Constructing an open society
July 24, 2012
This is an extract from No Straight Lines about the need for an open society.
Context: Tony Judt in his small but powerful book Ill Fares the Land explains the imperative to embrace an open society should be blatantly obvious: that freedom and equality should be available to all, and especially now. For example how can a man be sentenced to 10 years in jail for possessing 5,5grams of cocaine, whilst HSBC and other banks laundered billions of drug cartel money. You get the point.
Judt points to the tension between wealth creation and environmental protection, that we need to look for mutual restraint to allow for the possibility of an open society. I would add – an open society is a world in which we all have greater opportunity, where communities are more resilient and where shared knowledge, culture, education and civic empowerment become the norm.

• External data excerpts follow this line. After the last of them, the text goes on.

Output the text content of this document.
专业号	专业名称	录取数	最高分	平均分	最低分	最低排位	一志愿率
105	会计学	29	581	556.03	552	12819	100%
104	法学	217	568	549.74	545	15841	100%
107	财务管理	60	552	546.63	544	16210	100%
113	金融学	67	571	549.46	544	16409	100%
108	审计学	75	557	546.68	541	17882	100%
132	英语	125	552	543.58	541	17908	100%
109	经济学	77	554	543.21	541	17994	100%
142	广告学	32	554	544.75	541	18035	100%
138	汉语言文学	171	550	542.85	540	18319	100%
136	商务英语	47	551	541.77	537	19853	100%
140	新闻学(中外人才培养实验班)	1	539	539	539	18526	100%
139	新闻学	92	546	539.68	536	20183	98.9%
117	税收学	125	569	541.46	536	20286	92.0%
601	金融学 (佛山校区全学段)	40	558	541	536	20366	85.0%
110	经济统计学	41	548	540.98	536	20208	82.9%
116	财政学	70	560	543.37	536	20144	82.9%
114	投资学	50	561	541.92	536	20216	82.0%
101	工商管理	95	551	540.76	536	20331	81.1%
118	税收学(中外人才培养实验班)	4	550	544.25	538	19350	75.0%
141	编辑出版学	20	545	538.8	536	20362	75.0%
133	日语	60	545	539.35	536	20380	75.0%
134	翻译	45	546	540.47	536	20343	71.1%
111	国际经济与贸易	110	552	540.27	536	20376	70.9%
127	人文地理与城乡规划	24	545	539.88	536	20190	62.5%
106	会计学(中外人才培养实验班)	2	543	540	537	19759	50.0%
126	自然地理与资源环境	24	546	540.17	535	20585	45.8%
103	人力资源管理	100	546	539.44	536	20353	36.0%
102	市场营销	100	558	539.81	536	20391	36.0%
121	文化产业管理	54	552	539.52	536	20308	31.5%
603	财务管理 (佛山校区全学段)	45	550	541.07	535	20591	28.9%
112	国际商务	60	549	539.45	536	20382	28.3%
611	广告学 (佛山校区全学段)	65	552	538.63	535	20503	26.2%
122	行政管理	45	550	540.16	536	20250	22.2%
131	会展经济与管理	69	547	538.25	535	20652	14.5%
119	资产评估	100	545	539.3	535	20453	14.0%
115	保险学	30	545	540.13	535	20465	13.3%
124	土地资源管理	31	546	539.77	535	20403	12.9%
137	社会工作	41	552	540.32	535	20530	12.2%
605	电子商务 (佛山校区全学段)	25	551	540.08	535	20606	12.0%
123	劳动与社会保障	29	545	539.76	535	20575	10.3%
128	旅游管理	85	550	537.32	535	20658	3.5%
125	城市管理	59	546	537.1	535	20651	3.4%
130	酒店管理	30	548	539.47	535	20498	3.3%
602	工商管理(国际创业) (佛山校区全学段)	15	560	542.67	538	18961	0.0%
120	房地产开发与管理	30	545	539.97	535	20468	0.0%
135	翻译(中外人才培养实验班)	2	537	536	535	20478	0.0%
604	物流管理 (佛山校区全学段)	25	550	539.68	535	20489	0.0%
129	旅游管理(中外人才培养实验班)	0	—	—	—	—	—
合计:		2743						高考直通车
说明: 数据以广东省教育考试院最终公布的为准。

The point being that the idea of how our society progresses from this point forward must have an ethical and moral underpinning framework, something which our industrial institutions of government and commerce have sadly seemed to have recently lost. And for which the majority are now bearing the burden and the suffering.
Constructing the open society: In the face of systemic failure of banks, corporations and governance, we are I believe in the early process of responding to these challenges and in so doing are making efforts to build a more open society which must be premised on the golden rule explained by Robert Putnam in Making Democracy Work, where he says that low trust levels lead to an inability for large-scale cooperation.
Why is trust so important? Charles Handy states: ‘Trust sounds like a nice motherhood term; something no-one could be against, all warm and woolly. In practice, however, it’s difficult and tough.’ Putnam based his thesis on researching how democracy in the south of Italy was so fundamentally different from its counterpart in the north of the country. He observed that, historically, southern Italian society had been run by the rule of tyrannos – top-down government that was monarchist, and dominated by the church. Such oligarchies seek not to encourage civic engagement, agoras or participatory democracy, as they are seen as a threat to their very existence. In contrast, northern Italian society thrived under the watchful gaze of the Enlightenment, which encouraged the very activities that its southern brothers attempted to snuff out. Are many of the governments, companies or organisations resisting the migration to a new way of doing things any different? Therefore, our new literacy requires us to become more familiar with the deeper meaning of a sharing economy, so we can then understand not the mechanics of cooperation, but the reasons which relate so critically to the I + We = Why?
The open society and the gift economy: Lewis Hyde in his book The Gift explores the idea of the reasons why we share and why that is so important to us. He says the purpose of the ‘gift economy’ is to establish and strengthen the relationships between us, to connect us one to another. It’s the gift of exchange that brings social cohesion. Hyde talks about erotic commerce, derived from ‘eros’, which is based upon the tenets of attraction, engagement and union. In the gift economy, says Hyde, the more we share the wealthier we become, for it’s the circulation of gifts within communities that multiplies our connections and strength of relationships. Contrast that to a market economy, where we perceive value by hoarding commodities, not in sharing them. The modern marketplace has had a devastating effect on this fundamental principle of trade.
I have hoped … to speak of the inner gift that we accept as the object of our labor, and the outer gift that has become a vehicle of culture. I am not concerned with gifts given in spite or fear, nor those gifts we accept out of servility or obligation; my concern is the gift we long for, the gift that, when it comes, speaks commandingly to the soul and irresistibly moves us.